Eating disorders (EDs) are maladaptive coping skills that serve to numb an emotion, feel an emotion, feel a sense of control, etc. As a therapist, it is important to validate this experience for the client. An ED can be a client’s sense of identity, their go-to when they are feeling lost or out of control. They find comfort in the numbness and destruction of their eating disorder.
It’s hard to imagine, but some clients enjoy the pain that follows. They do not have to face their problems or troubling emotions when using symptoms (restricting, binging, purging, compensatory exercise). This may not seem logical, but that’s because EDs are not logical, yet they feel logical to the individual who is struggling with them.
Eating disorder treatment
In eating disorder treatment, the treatment teams often see one of two things that generally happen. First, once the eating disorder is stable (decrease in symptom use) their emotions become more regulated (decrease in anxiety/depression). Second, once the eating disorder is stable there is an increase in specific emotions (anxiety, depression).
Parents and family members ask why an emotion would increase after an ED is stable. Treatment teams explain to families that clients have been using this coping skill (ED), to cope with the emotions they are experiencing. Once ED is regulated, they are presented with the emotions that they were avoiding or numbing, which can be extremely overwhelming if their main coping skill is no longer being used.

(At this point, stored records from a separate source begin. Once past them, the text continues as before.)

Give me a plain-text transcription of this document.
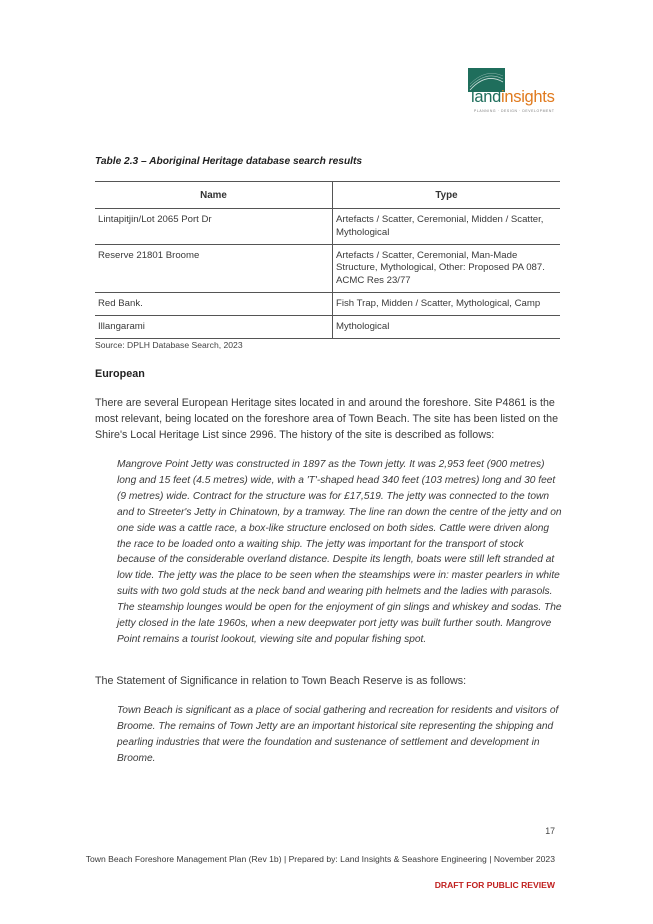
landinsights
PLANNING · DESIGN · DEVELOPMENT
Table 2.3 – Aboriginal Heritage database search results
Name	Type
Lintapitjin/Lot 2065 Port Dr	Artefacts / Scatter, Ceremonial, Midden / Scatter, Mythological
Reserve 21801 Broome	Artefacts / Scatter, Ceremonial, Man-Made Structure, Mythological, Other: Proposed PA 087. ACMC Res 23/77
Red Bank.	Fish Trap, Midden / Scatter, Mythological, Camp
Illangarami	Mythological
Source: DPLH Database Search, 2023
European
There are several European Heritage sites located in and around the foreshore. Site P4861 is the most relevant, being located on the foreshore area of Town Beach. The site has been listed on the Shire's Local Heritage List since 2996. The history of the site is described as follows:
Mangrove Point Jetty was constructed in 1897 as the Town jetty. It was 2,953 feet (900 metres) long and 15 feet (4.5 metres) wide, with a 'T'-shaped head 340 feet (103 metres) long and 30 feet (9 metres) wide. Contract for the structure was for £17,519. The jetty was connected to the town and to Streeter's Jetty in Chinatown, by a tramway. The line ran down the centre of the jetty and on one side was a cattle race, a box-like structure enclosed on both sides. Cattle were driven along the race to be loaded onto a waiting ship. The jetty was important for the transport of stock because of the considerable overland distance. Despite its length, boats were still left stranded at low tide. The jetty was the place to be seen when the steamships were in: master pearlers in white suits with two gold studs at the neck band and wearing pith helmets and the ladies with parasols. The steamship lounges would be open for the enjoyment of gin slings and whiskey and sodas. The jetty closed in the late 1960s, when a new deepwater port jetty was built further south. Mangrove Point remains a tourist lookout, viewing site and popular fishing spot.
The Statement of Significance in relation to Town Beach Reserve is as follows:
Town Beach is significant as a place of social gathering and recreation for residents and visitors of Broome. The remains of Town Jetty are an important historical site representing the shipping and pearling industries that were the foundation and sustenance of settlement and development in Broome.
17
Town Beach Foreshore Management Plan (Rev 1b) | Prepared by: Land Insights & Seashore Engineering | November 2023
DRAFT FOR PUBLIC REVIEW
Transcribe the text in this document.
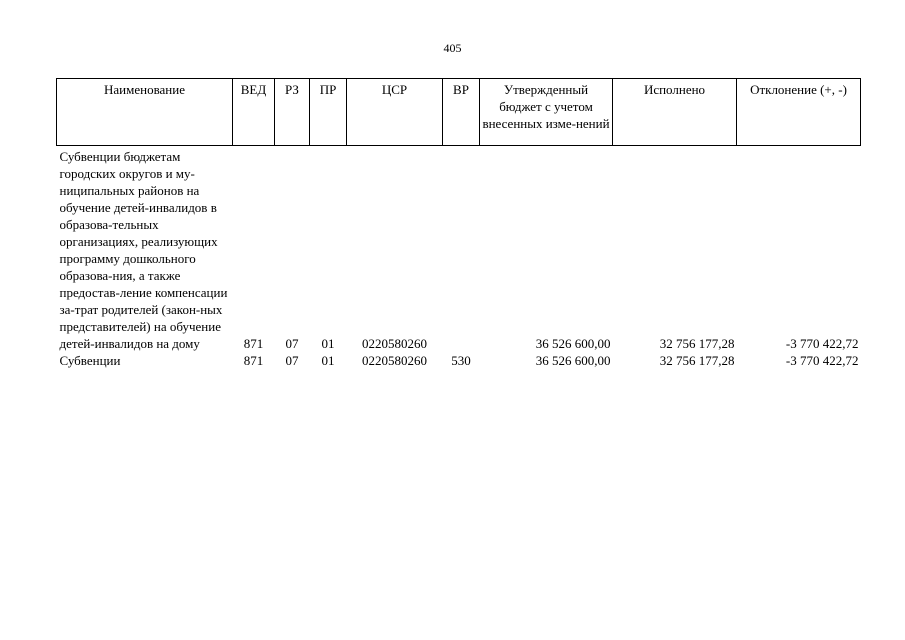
405
Наименование	ВЕД	РЗ	ПР	ЦСР	ВР	Утвержденный бюджет с учетом внесенных изме-нений	Исполнено	Отклонение (+, -)
Субвенции бюджетам городских округов и му-ниципальных районов на обучение детей-инвалидов в образова-тельных организациях, реализующих программу дошкольного образова-ния, а также предостав-ление компенсации за-трат родителей (закон-ных представителей) на обучение детей-инвалидов на дому	871	07	01	0220580260		36 526 600,00	32 756 177,28	-3 770 422,72
Субвенции	871	07	01	0220580260	530	36 526 600,00	32 756 177,28	-3 770 422,72
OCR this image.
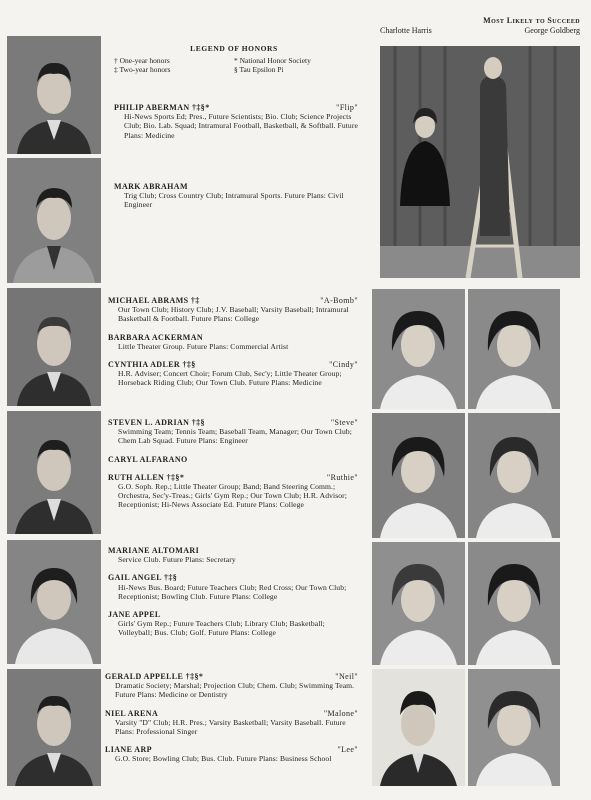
LEGEND OF HONORS
† One-year honors	* National Honor Society
‡ Two-year honors	§ Tau Epsilon Pi
Most Likely to Succeed
Charlotte Harris	George Goldberg
PHILIP ABERMAN †‡§*	"Flip"
Hi-News Sports Ed; Pres., Future Scientists; Bio. Club; Science Projects Club; Bio. Lab. Squad; Intramural Football, Basketball, & Softball. Future Plans: Medicine
MARK ABRAHAM
Trig Club; Cross Country Club; Intramural Sports. Future Plans: Civil Engineer
MICHAEL ABRAMS †‡	"A-Bomb"
Our Town Club; History Club; J.V. Baseball; Varsity Baseball; Intramural Basketball & Football. Future Plans: College
BARBARA ACKERMAN
Little Theater Group. Future Plans: Commercial Artist
CYNTHIA ADLER †‡§	"Cindy"
H.R. Adviser; Concert Choir; Forum Club, Sec'y; Little Theater Group; Horseback Riding Club; Our Town Club. Future Plans: Medicine
STEVEN L. ADRIAN †‡§	"Steve"
Swimming Team; Tennis Team; Baseball Team, Manager; Our Town Club; Chem Lab Squad. Future Plans: Engineer
CARYL ALFARANO
RUTH ALLEN †‡§*	"Ruthie"
G.O. Soph. Rep.; Little Theater Group; Band; Band Steering Comm.; Orchestra, Sec'y-Treas.; Girls' Gym Rep.; Our Town Club; H.R. Advisor; Receptionist; Hi-News Associate Ed. Future Plans: College
MARIANE ALTOMARI
Service Club. Future Plans: Secretary
GAIL ANGEL †‡§
Hi-News Bus. Board; Future Teachers Club; Red Cross; Our Town Club; Receptionist; Bowling Club. Future Plans: College
JANE APPEL
Girls' Gym Rep.; Future Teachers Club; Library Club; Basketball; Volleyball; Bus. Club; Golf. Future Plans: College
GERALD APPELLE †‡§*	"Neil"
Dramatic Society; Marshal; Projection Club; Chem. Club; Swimming Team. Future Plans: Medicine or Dentistry
NIEL ARENA	"Malone"
Varsity "D" Club; H.R. Pres.; Varsity Basketball; Varsity Baseball. Future Plans: Professional Singer
LIANE ARP	"Lee"
G.O. Store; Bowling Club; Bus. Club. Future Plans: Business School
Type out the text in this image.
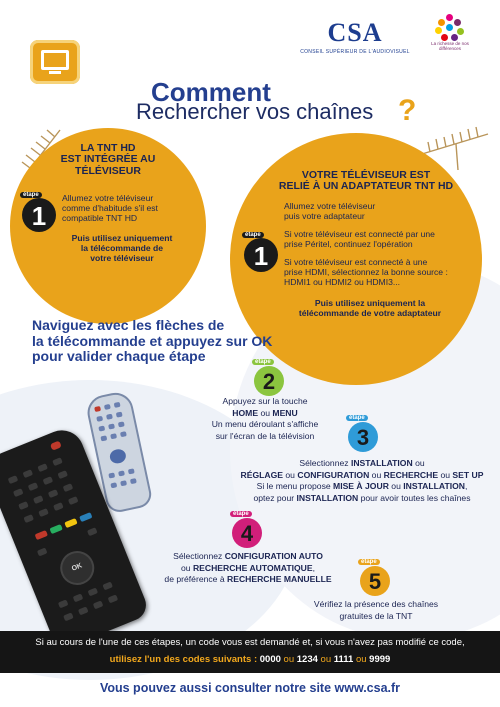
CSA
CONSEIL SUPÉRIEUR DE L'AUDIOVISUEL
La richesse de nos différences
Comment
Rechercher vos chaînes ?
LA TNT HD
EST INTÉGRÉE AU
TÉLÉVISEUR
étape
1
Allumez votre téléviseur
comme d'habitude s'il est
compatible TNT HD
Puis utilisez uniquement
la télécommande de
votre téléviseur
VOTRE TÉLÉVISEUR EST
RELIÉ À UN ADAPTATEUR TNT HD
étape
1
Allumez votre téléviseur
puis votre adaptateur
Si votre téléviseur est connecté par une
prise Péritel, continuez l'opération
Si votre téléviseur est connecté à une
prise HDMI, sélectionnez la bonne source :
HDMI1 ou HDMI2 ou HDMI3...
Puis utilisez uniquement la
télécommande de votre adaptateur
Naviguez avec les flèches de
la télécommande et appuyez sur OK
pour valider chaque étape	étape
2
Appuyez sur la touche
HOME ou MENU
Un menu déroulant s'affiche
sur l'écran de la télévision
étape
3
Sélectionnez INSTALLATION ou
RÉGLAGE ou CONFIGURATION ou RECHERCHE ou SET UP
Si le menu propose MISE À JOUR ou INSTALLATION,
optez pour INSTALLATION pour avoir toutes les chaînes
étape
4
Sélectionnez CONFIGURATION AUTO
ou RECHERCHE AUTOMATIQUE,
de préférence à RECHERCHE MANUELLE
étape
5
Vérifiez la présence des chaînes
gratuites de la TNT
OK
Si au cours de l'une de ces étapes, un code vous est demandé et, si vous n'avez pas modifié ce code,
utilisez l'un des codes suivants : 0000 ou 1234 ou 1111 ou 9999
Vous pouvez aussi consulter notre site www.csa.fr
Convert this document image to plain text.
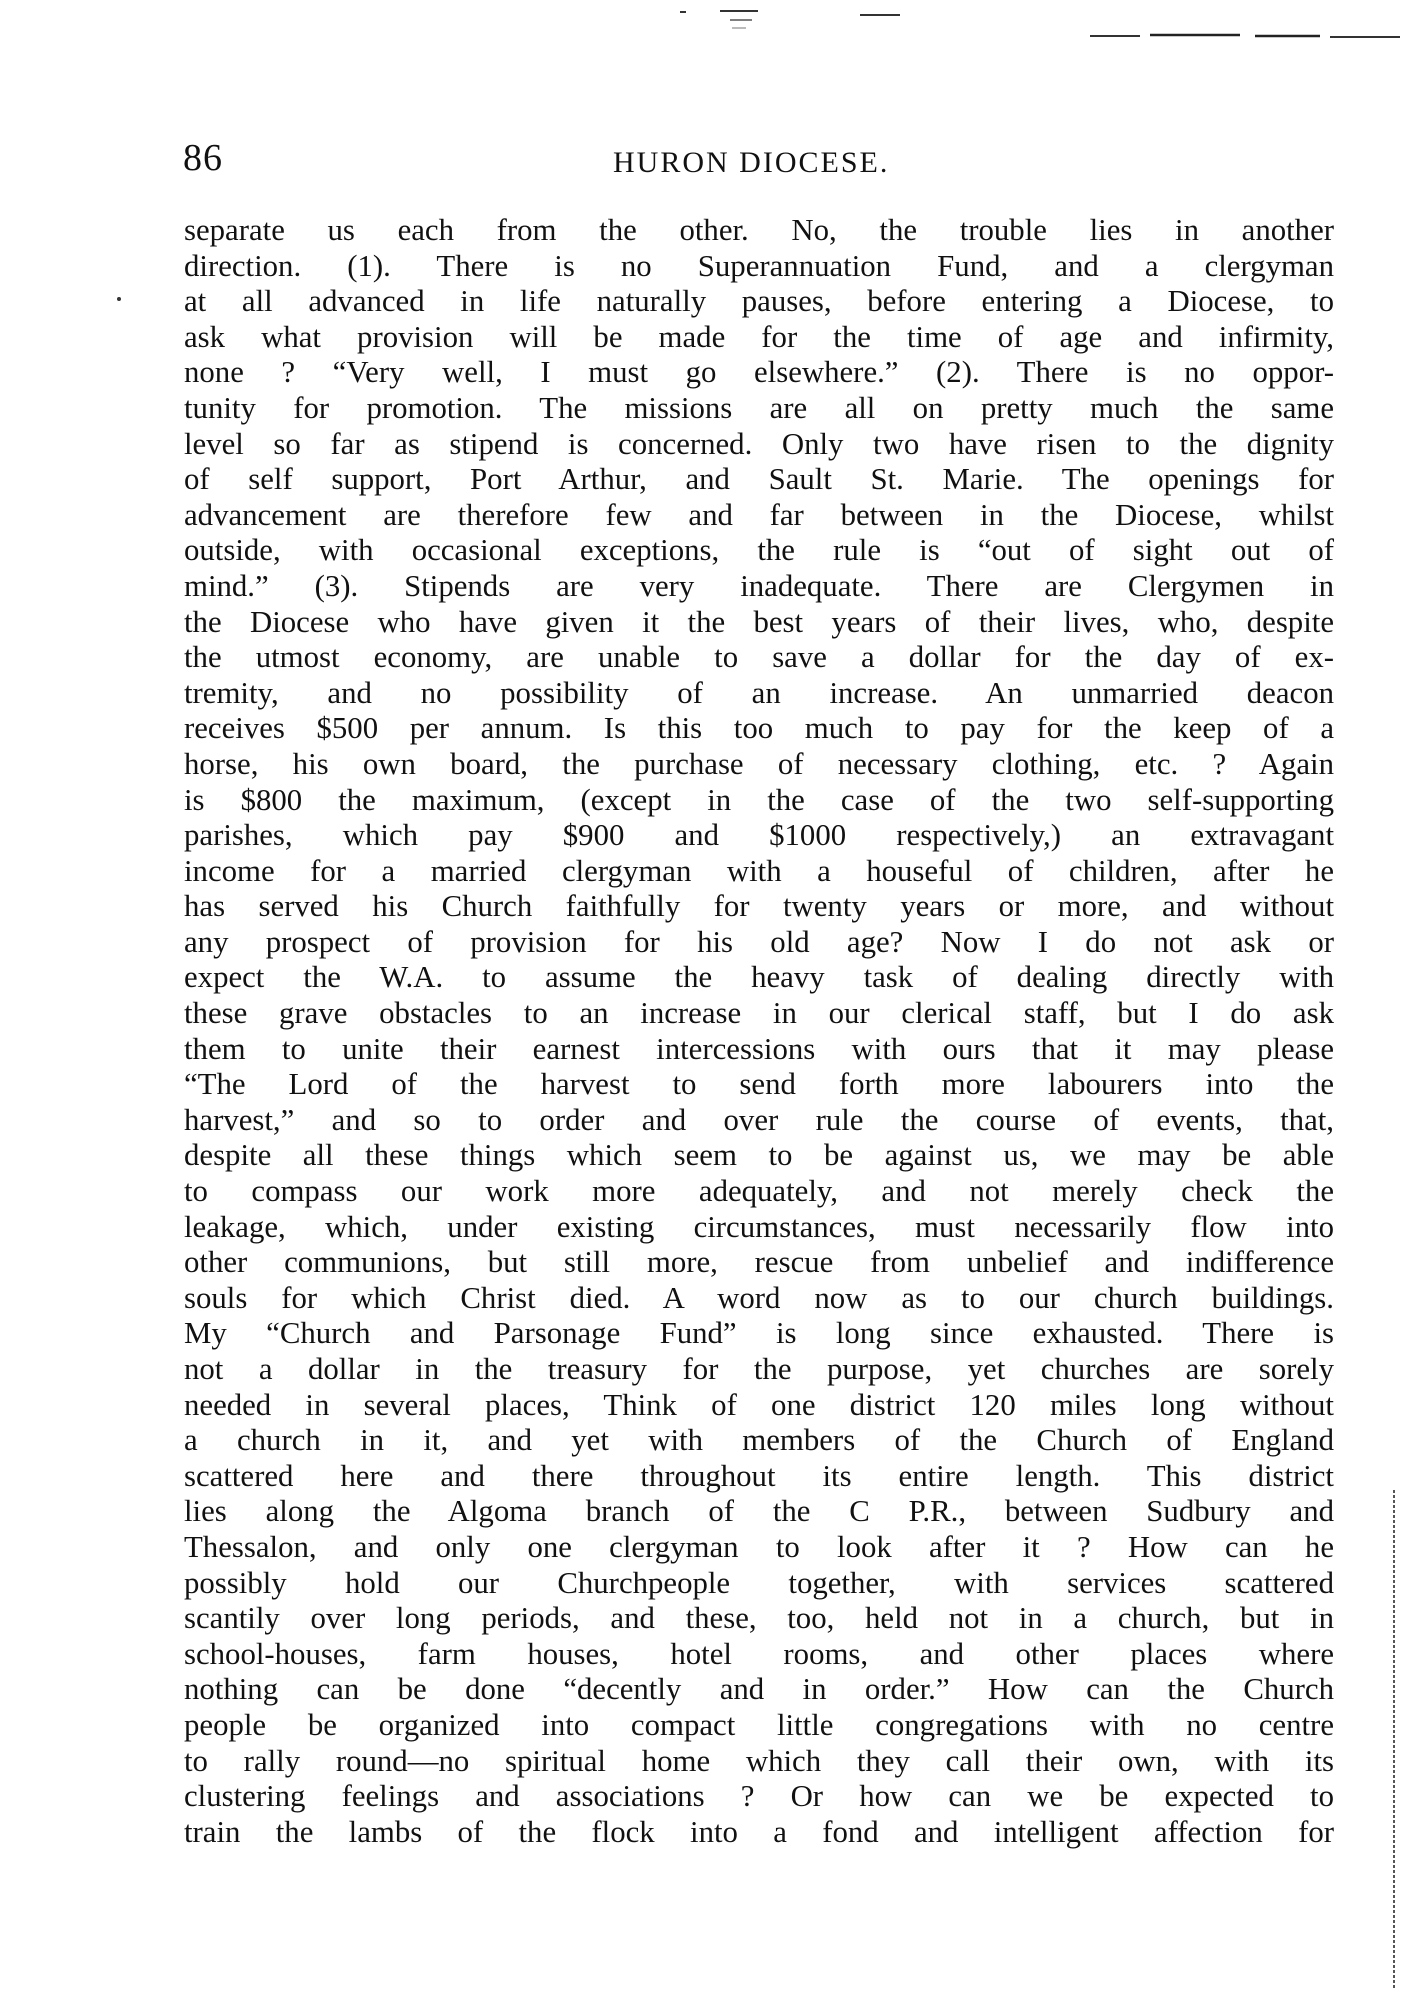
86	HURON DIOCESE.
separate us each from the other. No, the trouble lies in another
direction. (1). There is no Superannuation Fund, and a clergyman
at all advanced in life naturally pauses, before entering a Diocese, to
ask what provision will be made for the time of age and infirmity,
none ? “Very well, I must go elsewhere.” (2). There is no oppor-
tunity for promotion. The missions are all on pretty much the same
level so far as stipend is concerned. Only two have risen to the dignity
of self support, Port Arthur, and Sault St. Marie. The openings for
advancement are therefore few and far between in the Diocese, whilst
outside, with occasional exceptions, the rule is “out of sight out of
mind.” (3). Stipends are very inadequate. There are Clergymen in
the Diocese who have given it the best years of their lives, who, despite
the utmost economy, are unable to save a dollar for the day of ex-
tremity, and no possibility of an increase. An unmarried deacon
receives $500 per annum. Is this too much to pay for the keep of a
horse, his own board, the purchase of necessary clothing, etc. ? Again
is $800 the maximum, (except in the case of the two self-supporting
parishes, which pay $900 and $1000 respectively,) an extravagant
income for a married clergyman with a houseful of children, after he
has served his Church faithfully for twenty years or more, and without
any prospect of provision for his old age? Now I do not ask or
expect the W.A. to assume the heavy task of dealing directly with
these grave obstacles to an increase in our clerical staff, but I do ask
them to unite their earnest intercessions with ours that it may please
“The Lord of the harvest to send forth more labourers into the
harvest,” and so to order and over rule the course of events, that,
despite all these things which seem to be against us, we may be able
to compass our work more adequately, and not merely check the
leakage, which, under existing circumstances, must necessarily flow into
other communions, but still more, rescue from unbelief and indifference
souls for which Christ died. A word now as to our church buildings.
My “Church and Parsonage Fund” is long since exhausted. There is
not a dollar in the treasury for the purpose, yet churches are sorely
needed in several places, Think of one district 120 miles long without
a church in it, and yet with members of the Church of England
scattered here and there throughout its entire length. This district
lies along the Algoma branch of the C P.R., between Sudbury and
Thessalon, and only one clergyman to look after it ? How can he
possibly hold our Churchpeople together, with services scattered
scantily over long periods, and these, too, held not in a church, but in
school-houses, farm houses, hotel rooms, and other places where
nothing can be done “decently and in order.” How can the Church
people be organized into compact little congregations with no centre
to rally round—no spiritual home which they call their own, with its
clustering feelings and associations ? Or how can we be expected to
train the lambs of the flock into a fond and intelligent affection for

Clients have to learn how to manage their emotions without their eating disorder, which is hard because they feel like ED is part of their identity, the voice they listen to when feeling upset, insecure or scared.
Understanding the nature of coping skills: good and bad
So how do therapists tackle this shift? Therapists can teach emotion regulation skills, distress tolerance skills, thought-challenging techniques and mindfulness, to create a coping skill toolbox that clients can pick from when feeling overwhelmed with emotions.
It’s important to discuss that coping skills do not eliminate an emotion, rather they decrease its frequency and intensity of it. This is hard for clients to grasp at times because they are not receiving instant gratification as they receive from their eating disorder.
Overall, it’s important to view eating disorders as a coping skill. Viewing it as a maladaptive coping skill can validate each client’s experience, and can also tell you a lot about how the eating disorder developed/how it functions. Clients are seeking to protect themselves in some sort of way, even though it can lead to sabotaging their mental health, physical health and the relationships around them.